|Photo credit: listentothemountains on Flickr|
We often talk about writing quickly, editing quickly, reading and revising and getting those word counts down as quickly as humanely possible.
We share secrets about how to write faster, how to make the most of our time as writers, how to go, go, go in a culture that only seems to be speeding up.
And sometimes it's not a bad thing, sometimes the difference between 100 and 1,000 words written in a writing session is directly related to mindset or strategy. Sometimes writing quickly is exactly what we need to finish our WIPs, especially when we're short on time.
But sometimes we need to slow down.
I've already written about how for writers, time is on our side, but I'd like to reiterate something that I think is important because it's something that's easy to forget: we all write at our own pace.
Each of us writers has our own journey— for some of us it takes a couple years to meet our goals, for others it takes over a decade. Some writers write four to five books a year, others take two or three years just to complete one novel.
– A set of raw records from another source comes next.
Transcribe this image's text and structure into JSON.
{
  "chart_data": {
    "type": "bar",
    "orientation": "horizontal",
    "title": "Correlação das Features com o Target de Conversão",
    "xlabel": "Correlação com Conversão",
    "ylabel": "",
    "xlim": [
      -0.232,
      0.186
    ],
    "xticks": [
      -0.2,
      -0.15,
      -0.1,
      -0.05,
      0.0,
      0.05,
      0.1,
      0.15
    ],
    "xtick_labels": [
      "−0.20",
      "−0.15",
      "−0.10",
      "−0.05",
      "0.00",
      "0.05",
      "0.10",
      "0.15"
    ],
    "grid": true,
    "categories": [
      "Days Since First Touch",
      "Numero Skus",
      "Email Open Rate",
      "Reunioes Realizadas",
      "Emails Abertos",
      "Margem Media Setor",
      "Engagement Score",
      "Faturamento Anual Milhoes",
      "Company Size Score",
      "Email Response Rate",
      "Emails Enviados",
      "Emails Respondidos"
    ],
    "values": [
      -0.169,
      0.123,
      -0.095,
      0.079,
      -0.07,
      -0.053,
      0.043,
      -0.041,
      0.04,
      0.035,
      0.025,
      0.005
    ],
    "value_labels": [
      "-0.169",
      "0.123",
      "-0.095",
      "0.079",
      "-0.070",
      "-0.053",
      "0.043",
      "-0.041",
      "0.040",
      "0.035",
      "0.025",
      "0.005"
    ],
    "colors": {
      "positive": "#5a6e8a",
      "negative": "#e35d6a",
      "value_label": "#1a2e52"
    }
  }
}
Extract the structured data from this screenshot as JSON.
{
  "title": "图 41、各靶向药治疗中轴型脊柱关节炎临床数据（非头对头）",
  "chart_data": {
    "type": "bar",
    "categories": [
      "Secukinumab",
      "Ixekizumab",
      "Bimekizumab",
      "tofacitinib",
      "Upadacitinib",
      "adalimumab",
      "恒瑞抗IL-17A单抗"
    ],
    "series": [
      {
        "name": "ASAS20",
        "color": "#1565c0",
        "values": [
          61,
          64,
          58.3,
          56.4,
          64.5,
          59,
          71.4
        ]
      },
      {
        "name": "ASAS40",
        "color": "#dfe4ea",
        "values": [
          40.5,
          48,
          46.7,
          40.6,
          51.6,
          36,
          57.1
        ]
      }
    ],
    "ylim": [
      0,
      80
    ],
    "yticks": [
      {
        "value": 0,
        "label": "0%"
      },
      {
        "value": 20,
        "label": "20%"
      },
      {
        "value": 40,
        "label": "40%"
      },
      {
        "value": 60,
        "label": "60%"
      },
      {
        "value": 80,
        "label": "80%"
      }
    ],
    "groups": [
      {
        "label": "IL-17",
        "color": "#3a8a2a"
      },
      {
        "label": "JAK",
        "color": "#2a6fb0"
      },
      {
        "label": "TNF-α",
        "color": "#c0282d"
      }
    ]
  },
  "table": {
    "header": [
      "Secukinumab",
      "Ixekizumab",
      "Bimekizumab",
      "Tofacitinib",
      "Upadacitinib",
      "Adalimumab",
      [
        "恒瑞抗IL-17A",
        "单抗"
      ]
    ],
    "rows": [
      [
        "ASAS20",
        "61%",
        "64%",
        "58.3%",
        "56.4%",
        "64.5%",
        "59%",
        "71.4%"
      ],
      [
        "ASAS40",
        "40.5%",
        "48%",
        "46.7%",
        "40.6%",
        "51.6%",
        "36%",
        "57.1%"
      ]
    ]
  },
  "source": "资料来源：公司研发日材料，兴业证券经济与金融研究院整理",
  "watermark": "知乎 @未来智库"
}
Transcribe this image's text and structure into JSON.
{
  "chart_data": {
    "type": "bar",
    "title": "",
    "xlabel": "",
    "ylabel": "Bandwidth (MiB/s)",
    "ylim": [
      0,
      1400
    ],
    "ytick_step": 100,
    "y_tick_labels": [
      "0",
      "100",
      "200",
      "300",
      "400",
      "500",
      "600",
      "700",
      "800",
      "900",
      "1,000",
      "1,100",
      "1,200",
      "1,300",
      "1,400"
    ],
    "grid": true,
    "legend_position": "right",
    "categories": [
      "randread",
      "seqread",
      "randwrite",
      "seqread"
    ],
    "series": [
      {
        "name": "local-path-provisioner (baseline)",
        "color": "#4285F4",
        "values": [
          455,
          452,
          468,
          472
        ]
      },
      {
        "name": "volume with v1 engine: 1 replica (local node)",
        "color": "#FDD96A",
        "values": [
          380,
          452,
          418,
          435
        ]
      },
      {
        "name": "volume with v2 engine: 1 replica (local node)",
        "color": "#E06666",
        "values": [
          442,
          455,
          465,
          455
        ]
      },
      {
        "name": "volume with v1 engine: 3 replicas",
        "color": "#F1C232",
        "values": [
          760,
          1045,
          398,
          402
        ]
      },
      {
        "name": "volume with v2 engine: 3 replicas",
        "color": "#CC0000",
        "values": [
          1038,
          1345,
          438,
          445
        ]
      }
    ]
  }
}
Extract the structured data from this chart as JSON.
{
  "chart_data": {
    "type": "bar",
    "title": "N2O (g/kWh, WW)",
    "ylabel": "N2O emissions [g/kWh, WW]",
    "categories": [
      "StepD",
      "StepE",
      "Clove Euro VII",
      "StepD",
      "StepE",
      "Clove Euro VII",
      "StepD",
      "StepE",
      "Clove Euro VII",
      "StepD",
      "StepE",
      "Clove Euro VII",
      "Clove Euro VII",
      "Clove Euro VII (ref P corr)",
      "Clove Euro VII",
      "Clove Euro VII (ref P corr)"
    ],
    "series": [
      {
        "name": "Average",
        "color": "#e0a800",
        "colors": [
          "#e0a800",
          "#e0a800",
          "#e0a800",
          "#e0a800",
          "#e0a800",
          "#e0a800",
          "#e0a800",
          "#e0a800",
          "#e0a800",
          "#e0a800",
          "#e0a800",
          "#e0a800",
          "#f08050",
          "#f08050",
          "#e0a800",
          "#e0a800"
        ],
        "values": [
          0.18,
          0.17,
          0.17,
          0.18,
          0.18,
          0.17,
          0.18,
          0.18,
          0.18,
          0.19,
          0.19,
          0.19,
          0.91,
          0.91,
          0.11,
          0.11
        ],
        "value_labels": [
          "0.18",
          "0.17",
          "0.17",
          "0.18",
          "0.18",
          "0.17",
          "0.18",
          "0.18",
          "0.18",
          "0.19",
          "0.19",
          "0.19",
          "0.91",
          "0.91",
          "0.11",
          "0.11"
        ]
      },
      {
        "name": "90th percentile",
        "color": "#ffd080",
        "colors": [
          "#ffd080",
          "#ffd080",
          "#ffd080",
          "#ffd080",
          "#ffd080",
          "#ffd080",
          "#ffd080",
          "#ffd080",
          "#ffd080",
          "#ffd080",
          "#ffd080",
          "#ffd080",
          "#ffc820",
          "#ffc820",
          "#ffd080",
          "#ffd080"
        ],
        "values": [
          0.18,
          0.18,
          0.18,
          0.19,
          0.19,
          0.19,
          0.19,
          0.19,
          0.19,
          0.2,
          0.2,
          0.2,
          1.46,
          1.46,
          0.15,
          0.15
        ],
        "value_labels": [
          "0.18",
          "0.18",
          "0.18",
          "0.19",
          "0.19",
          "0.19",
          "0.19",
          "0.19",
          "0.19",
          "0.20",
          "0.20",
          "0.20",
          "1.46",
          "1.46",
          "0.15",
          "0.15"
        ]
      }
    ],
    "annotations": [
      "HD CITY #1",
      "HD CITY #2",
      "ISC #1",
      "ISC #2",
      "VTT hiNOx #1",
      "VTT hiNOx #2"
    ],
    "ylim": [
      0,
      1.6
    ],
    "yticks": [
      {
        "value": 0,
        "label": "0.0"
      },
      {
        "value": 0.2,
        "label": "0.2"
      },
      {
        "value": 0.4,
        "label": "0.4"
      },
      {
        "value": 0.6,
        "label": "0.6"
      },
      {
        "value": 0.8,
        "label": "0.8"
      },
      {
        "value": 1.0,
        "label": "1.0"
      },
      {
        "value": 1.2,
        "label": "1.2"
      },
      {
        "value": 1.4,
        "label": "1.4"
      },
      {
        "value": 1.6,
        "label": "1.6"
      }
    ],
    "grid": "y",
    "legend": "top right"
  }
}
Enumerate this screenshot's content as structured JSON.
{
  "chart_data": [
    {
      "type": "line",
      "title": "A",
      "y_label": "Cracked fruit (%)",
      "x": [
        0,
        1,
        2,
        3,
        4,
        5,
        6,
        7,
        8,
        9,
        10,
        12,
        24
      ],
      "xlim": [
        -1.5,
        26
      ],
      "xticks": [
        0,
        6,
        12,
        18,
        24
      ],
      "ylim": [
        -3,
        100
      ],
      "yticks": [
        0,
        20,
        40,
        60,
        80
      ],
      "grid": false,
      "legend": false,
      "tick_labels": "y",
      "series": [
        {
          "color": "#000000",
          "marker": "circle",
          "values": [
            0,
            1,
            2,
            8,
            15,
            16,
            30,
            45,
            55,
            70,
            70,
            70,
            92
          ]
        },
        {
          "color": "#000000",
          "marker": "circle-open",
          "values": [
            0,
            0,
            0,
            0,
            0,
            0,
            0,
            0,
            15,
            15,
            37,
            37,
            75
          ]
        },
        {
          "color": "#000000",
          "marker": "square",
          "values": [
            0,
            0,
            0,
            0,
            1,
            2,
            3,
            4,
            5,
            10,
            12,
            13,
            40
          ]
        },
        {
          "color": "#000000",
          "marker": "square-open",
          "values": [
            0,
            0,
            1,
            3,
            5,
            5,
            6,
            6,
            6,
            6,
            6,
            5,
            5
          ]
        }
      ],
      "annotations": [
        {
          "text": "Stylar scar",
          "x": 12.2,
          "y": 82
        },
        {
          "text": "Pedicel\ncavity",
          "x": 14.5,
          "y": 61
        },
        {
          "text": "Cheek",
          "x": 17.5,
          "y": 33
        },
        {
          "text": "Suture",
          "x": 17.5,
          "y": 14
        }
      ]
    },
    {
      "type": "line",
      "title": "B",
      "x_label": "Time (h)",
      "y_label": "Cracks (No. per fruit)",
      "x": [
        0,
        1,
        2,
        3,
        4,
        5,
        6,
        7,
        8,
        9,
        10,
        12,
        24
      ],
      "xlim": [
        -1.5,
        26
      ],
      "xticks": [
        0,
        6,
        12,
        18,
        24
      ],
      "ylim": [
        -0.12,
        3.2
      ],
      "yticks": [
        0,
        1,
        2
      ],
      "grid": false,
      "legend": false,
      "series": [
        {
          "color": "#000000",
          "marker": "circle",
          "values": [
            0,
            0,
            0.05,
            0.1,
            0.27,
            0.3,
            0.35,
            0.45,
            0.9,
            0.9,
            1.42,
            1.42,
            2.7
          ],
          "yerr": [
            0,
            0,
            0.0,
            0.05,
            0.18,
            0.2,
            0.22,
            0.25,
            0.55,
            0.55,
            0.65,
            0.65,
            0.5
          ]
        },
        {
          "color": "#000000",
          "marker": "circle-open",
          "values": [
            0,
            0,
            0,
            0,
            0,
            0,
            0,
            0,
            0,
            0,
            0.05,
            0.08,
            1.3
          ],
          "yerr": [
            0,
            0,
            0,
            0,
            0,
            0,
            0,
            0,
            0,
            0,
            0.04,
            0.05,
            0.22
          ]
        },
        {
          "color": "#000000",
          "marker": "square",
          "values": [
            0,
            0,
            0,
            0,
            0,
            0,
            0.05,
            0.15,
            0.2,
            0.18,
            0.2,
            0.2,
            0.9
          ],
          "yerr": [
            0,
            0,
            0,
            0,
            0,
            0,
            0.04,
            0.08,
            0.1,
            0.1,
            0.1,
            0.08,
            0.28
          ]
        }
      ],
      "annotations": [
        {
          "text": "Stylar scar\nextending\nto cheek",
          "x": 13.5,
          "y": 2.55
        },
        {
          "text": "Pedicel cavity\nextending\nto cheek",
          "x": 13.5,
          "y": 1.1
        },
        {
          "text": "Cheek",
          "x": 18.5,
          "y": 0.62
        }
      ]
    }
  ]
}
There are writers who self-publish immediately and writers who spend years seeking representation, even long after the advent of indie publishing.
What I'm trying to say is that it doesn't matter how much time it takes for you to reach your goal. It doesn't matter if it takes you a month or a year to write a first draft. It doesn't matter if you spend three years to bring your manuscript to the best it can be, while your writing buddy finishes in a couple months.
What matters is that you take all the time you need to write the very best work that you can.
When you see other writers speeding past you, don't let it get you down. When it takes much longer than you expected to finish your novel, while your family peers over your shoulder, don't let it bother you.
A writer's journey is not a race. It's not about who gets to the finish line first, or how many times they race around you on the track.
A writer's journey is about one thing: meeting your goals on your time. At your pace. At the time that's right for you.
So next time you feel tempted to rush through a writing stage, take a deep breath and remember to take your time. As long as you keep moving forward, one way or another, you'll meet your goals, too.
Have you ever felt like you were taking too long to finish a writing stage? What did you do to combat it?